“He’s bigger and messier than I thought he would be,” McCann added. “I like those complications, and I think we especially don’t want to talk about those complications.”
For McCann, the most impressive moment of the encounters came at the end of the third and final meeting, when Foley reached out to shake Kotey’s hand. To McCann’s surprise, Kotey grabbed her hand — a gesture that would be prohibited under some interpretations of Islamic law. When McCann later asked Kotey about the exchange, Kotey replied that Foley was “like a mother to all of us,” thus allowing the contact under a family exemption.
“He held a woman’s hand,” McCann said, “but he recognized her as a mother.”
In the end, Foley’s anger was directed more at his own country than at Kotey. When James Foley was held hostage, he said he was often left in the dark by a government that maintains a strict policy of not talking to terrorists. Foley said he spent years shuttling between agencies, and even threatened with prosecution should his family try to pay his son’s ransom. “I was angry at the way our country treated me, the way they treated Jim’s condition,” he said.
Through his foundation, Foley urged President Obama to reform the United States’ international hostage policy. It was partly at his urging that Obama eventually formed hostage response teams at the FBI and National Security Council, and created the position of a hostage coordinator to support the families. “He’s pure guts,” said broadcast journalist Judy Woodruff, who has interviewed Foley several times. “He was able to look powerful government officials in the face and say, ‘This is what we have to do.'”

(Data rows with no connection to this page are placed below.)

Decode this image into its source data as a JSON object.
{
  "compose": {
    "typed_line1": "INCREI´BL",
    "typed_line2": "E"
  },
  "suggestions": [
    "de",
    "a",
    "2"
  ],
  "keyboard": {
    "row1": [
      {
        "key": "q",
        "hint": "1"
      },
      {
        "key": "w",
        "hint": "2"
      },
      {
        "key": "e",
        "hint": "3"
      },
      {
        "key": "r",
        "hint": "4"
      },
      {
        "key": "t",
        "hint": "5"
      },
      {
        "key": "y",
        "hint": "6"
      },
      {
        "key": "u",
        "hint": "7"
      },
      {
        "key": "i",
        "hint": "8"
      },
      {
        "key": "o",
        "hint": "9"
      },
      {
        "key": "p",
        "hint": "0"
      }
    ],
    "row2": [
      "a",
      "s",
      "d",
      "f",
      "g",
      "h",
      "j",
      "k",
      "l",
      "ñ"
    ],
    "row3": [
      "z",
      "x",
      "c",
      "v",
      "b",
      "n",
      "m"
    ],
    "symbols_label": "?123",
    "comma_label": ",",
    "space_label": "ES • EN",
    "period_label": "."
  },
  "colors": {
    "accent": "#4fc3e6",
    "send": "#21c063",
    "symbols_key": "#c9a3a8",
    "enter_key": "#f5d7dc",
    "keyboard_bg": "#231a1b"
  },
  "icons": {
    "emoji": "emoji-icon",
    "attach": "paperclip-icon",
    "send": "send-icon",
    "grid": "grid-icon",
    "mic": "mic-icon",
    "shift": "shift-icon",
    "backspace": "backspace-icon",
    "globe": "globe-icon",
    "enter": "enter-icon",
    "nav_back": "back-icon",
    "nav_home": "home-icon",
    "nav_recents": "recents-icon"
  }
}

More recently, Foley has been among those who have successfully argued for the passage of Levinson’s law through Congress, which further bolstered resources to return the hostages.
“What we refer to as the hostage recovery enterprise probably wouldn’t exist without Diane Foley,” said Roger Carstens, the president’s special envoy at the State Department for hostage matters. Carstens believes even the Biden administration’s negotiation process in the release is secure last year of six Americans wrongfully imprisoned in Venezuela can be directly traced to his advocacy. “He created the machinery that makes it possible to bring people like them home,” he said.